The Secret People
- SMILE at us, pay us, pass us; but do not quite forget.
- For we are the people of England, that never have spoken yet.
- There is many a fat farmer that drinks less cheerfully,
- There is many a free French peasant who is richer and sadder than we.
- There are no folk in the whole world so helpless or so wise.
- There is hunger in our bellies, there is laughter in our eyes;
- You laugh at us and love us, both mugs and eyes are wet:
- Only you do not know us. For we have not spoken yet.
- The fine French kings came over in a flutter of flags and dames.
- We liked their smiles and battles, but we never could say their names.
- The blood ran red to Bosworth and the high French lords went down;
- There was naught but a naked people under a naked crown.
- And the eyes of the King's Servants turned terribly every way,
- And the gold of the King's Servants rose higher every day.
- They burnt the homes of the shaven men, that had been quaint and kind.
- Till there was not bed in a monk's house, nor food that man could find.
- The inns of God where no main paid, that were the wall of the weak,
- The King's Servants ate them all.
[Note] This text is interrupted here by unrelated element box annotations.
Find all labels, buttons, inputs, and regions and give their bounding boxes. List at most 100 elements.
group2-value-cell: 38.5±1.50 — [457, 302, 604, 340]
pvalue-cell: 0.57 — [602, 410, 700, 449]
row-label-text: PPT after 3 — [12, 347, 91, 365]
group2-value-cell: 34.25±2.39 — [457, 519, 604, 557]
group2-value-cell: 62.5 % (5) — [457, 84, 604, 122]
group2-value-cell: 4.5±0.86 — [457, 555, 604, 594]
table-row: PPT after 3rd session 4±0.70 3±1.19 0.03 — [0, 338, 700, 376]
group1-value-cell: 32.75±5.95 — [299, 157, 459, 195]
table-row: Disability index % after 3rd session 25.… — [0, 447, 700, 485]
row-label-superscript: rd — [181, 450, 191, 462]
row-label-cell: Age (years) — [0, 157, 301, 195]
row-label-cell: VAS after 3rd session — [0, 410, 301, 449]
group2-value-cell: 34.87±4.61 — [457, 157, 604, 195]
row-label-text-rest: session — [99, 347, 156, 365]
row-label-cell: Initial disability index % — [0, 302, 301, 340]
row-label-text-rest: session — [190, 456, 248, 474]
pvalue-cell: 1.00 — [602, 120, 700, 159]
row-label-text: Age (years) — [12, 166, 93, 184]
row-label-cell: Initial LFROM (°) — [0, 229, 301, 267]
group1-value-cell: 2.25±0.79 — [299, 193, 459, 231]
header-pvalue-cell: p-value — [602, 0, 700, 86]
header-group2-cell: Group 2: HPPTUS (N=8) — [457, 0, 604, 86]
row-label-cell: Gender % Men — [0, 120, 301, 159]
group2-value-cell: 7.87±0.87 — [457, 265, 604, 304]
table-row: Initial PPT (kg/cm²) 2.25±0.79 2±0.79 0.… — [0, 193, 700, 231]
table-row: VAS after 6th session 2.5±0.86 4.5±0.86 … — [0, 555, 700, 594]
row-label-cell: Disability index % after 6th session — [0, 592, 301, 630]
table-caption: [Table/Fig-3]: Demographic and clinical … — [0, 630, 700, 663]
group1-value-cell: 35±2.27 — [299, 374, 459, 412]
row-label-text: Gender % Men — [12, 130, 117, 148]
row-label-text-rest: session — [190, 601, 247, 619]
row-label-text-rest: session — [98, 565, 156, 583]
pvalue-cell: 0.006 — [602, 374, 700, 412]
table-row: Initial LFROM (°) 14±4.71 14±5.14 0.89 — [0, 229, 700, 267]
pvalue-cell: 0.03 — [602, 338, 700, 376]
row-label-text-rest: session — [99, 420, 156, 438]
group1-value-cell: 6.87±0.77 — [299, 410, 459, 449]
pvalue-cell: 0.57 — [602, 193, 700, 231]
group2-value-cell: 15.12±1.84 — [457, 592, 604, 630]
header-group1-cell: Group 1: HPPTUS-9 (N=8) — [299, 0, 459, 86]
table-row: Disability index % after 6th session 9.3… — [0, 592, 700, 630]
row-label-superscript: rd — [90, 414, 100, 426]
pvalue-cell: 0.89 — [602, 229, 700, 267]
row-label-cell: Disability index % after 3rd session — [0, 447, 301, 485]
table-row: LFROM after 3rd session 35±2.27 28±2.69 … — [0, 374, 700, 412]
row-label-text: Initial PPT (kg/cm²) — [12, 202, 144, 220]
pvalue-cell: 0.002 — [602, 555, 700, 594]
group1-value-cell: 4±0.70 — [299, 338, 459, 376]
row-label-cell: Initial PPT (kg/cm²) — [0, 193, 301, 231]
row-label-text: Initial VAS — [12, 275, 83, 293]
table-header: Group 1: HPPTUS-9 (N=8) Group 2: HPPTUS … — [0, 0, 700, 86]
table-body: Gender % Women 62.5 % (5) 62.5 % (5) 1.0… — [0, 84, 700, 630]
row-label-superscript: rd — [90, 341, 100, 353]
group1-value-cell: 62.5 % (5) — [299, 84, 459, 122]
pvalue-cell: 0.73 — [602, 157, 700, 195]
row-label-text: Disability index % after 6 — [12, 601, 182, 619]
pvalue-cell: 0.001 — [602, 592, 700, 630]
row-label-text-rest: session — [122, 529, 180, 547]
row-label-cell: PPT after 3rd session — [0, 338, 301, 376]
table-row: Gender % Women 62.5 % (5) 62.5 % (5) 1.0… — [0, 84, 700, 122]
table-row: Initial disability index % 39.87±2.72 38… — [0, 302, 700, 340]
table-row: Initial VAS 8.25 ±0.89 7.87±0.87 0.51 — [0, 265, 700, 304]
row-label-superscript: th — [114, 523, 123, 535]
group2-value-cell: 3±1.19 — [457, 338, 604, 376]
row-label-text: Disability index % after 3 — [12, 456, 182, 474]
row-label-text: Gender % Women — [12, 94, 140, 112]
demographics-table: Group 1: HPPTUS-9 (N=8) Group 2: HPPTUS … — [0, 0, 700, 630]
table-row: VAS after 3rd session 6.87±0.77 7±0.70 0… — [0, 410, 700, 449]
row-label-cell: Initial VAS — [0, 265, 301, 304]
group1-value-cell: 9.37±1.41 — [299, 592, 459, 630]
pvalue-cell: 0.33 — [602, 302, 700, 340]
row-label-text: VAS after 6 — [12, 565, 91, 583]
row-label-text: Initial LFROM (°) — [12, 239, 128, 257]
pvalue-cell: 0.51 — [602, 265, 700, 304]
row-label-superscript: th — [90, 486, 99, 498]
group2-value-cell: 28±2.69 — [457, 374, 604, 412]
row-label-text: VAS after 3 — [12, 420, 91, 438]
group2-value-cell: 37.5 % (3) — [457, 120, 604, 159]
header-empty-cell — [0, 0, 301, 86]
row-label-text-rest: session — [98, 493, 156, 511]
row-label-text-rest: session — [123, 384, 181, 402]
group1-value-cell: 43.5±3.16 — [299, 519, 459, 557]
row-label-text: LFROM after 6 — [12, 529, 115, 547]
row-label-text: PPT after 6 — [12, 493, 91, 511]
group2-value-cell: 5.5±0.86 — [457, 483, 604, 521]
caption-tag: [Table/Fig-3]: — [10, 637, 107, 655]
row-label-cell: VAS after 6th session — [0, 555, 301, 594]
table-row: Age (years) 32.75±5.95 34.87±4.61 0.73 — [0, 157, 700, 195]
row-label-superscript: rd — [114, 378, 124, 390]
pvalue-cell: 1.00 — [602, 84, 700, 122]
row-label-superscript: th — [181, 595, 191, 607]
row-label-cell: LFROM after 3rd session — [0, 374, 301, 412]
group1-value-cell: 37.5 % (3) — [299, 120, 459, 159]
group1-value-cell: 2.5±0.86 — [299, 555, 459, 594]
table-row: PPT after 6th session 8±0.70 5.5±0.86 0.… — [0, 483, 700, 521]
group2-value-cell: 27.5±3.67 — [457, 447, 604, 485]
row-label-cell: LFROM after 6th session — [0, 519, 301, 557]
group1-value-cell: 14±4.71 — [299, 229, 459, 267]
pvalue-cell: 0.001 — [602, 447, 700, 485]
And still we did not speak.
- And the face of the King's Servants grew greater than the King:
- He tricked them, and they trapped him, and stood round him in a ring.
- The new grave lords closed round him, that had eaten the abbey's fruits,
- And the men of the new religion, with their bibles in their boots,
- We saw their shoulders moving, to menace or discuss,
- And some were pure and some were vile, but none took heed of us.
- We saw the King as they killed him, and his face was proud and pale;
- And a few men talked of freedom, while England talked of ale.
- A war that we understood not came over the world and woke
- Americans, Frenchmen, Irish; but we knew not the things they spoke.
- They talked about rights and nature and peace and the people's reign:
- And the squires, our masters, bade us fight; and never scorned us again.
- Weak if we be for ever, could none condemn us then;
- Men called us serfs and drudges; men knew that were were men.
- In foam and flame at Trafalgar, on Albeura plains,
- We did and died like lions, to keep ouselves in chains.
- We lay in living ruins; firing and fearing not
- The strange face of the Frenchman who know for what they fought,
- And the man who seemed to be more than man we strained against and broke;
- And we broke our own right with him. And still we never spoke.
- Our patch of glory ended; we never heard guns again.
- But the squire seemed struck in the saddle; he was foolish, as if in pain.
- He leaned on a staggering lawyer, he clutched a cringing Jew,
- He was stricken; it may be, after all, he was stricken at Waterloo.
- Or perhaps the shades of the shaven men, whose spoil is in his house,
- Come back in shining shapes at last to spil his last carouse:
- We only know the last sad squires ride slowly towards the sea,
- And a new people takes the land: and still it is not we.
- They have given us into the hand of new unhappy lords,
- Lords without anger and honour, who dare not carry their swords.
- They fight by shuffling papers; they have bright dead alien eyes;
- They look at our labour and laughter as a tired man looks at flies.
- And the load of their loveless pity is worse than the ancient wrongs,
- Their doors are shut in the evening; and they know no songs.
- We hear men speaking for us of new laws strong and sweet,
- Yet is there no man speaketh as we speak in the street.
- It may be we shall rise the last as Frenchmen rose the first,
- Our wrath come after Russia's wrath and our wrath be the worst.
- It may be we are meant to mark with our riot and our rest
- God's scorn for all men governing. It may be beer is best.
- But we are the people of England; and we have not spoken yet.
- Smile at us, pay us, pass us. But do not quite forget.